Be Angry But Keep A Lid On It

It was Christmas season, and we’d been a family for about three or four years… Always before, our youngest, we’ll call him “Sport,” had loved holiday decorations in the yard. We had this big, lighted, blow up thing that he loved to plug in before I got home each day. But he was a teenager now… and the blow up thing had long since died.

Now, please realize that it helps to have some knowledge about child/ human development. Teenagers probably aren’t just suddenly sullen and seemingly “lazy” for no reason. Your formerly sweet 10-year-old doesn’t just decide to become a cranky, angry 14-year-old to make your life hard. Kids that age are growing and changing in a number of ways, physically and more. Their energy level is low, and they will often feel bad – almost like a mild case of the flu. So, try to give them a break if they sleep more or seem sluggish or grumpy.

But here I was the happy stepdad with a big bundle of lights to arrange on the front lawn shrubbery, but there was no happy boy to help me and have a bonding, family Christmas moment; I was on my own… When I had asked him to help me, he had just given me a look as if I had asked him to come pick up dog poop out of the yard. So I went outside alone and quickly made some zig zags of lights on the shrubs, plugged them in, and called it good.

Days later, Sport’s natural dad had just dropped him off from a visit, and he stayed outside for a while… Finally, I went to the window to see if he was just shooting baskets again, or what. But he was out rearranging the shrubbery lights.

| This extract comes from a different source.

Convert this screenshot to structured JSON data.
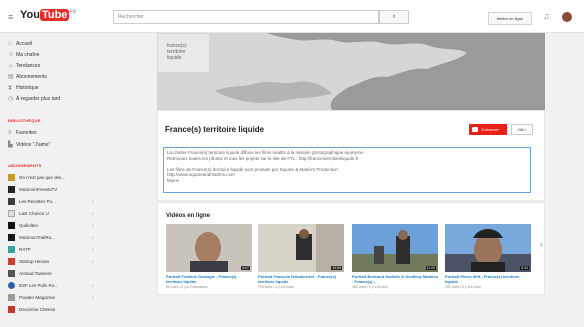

I went outside to see what was up. Sport: “…dad said the lights were messy.”

If I had been a cartoon, black smoke would have been coming out of my ears, my face red, and my head would have exploded. “SO, YOU CAN’T HELP ME, BUT LET ‘DAD’ RUN DOWN OUR YARD, AND YOU ARE OUT HERE ‘FIXING’ THEM?!!!” Boy did I want to give my unfiltered, unmoderated, opinion of that! But to my credit, I kept quiet, went in the house, complained privately to Libby, and stayed in the bedroom for a while. (A few days later, when Sport was at school, I went out and RE-REarranged the lights which made me feel a little better…)

Could I have said something? Yeah. Should I have, and upset the peace of our home and further strained things between my young stepson, his dad, and me? Over nothing of consequence? No way. We can learn to control our anger. And in doing so, we can become a Better Dad.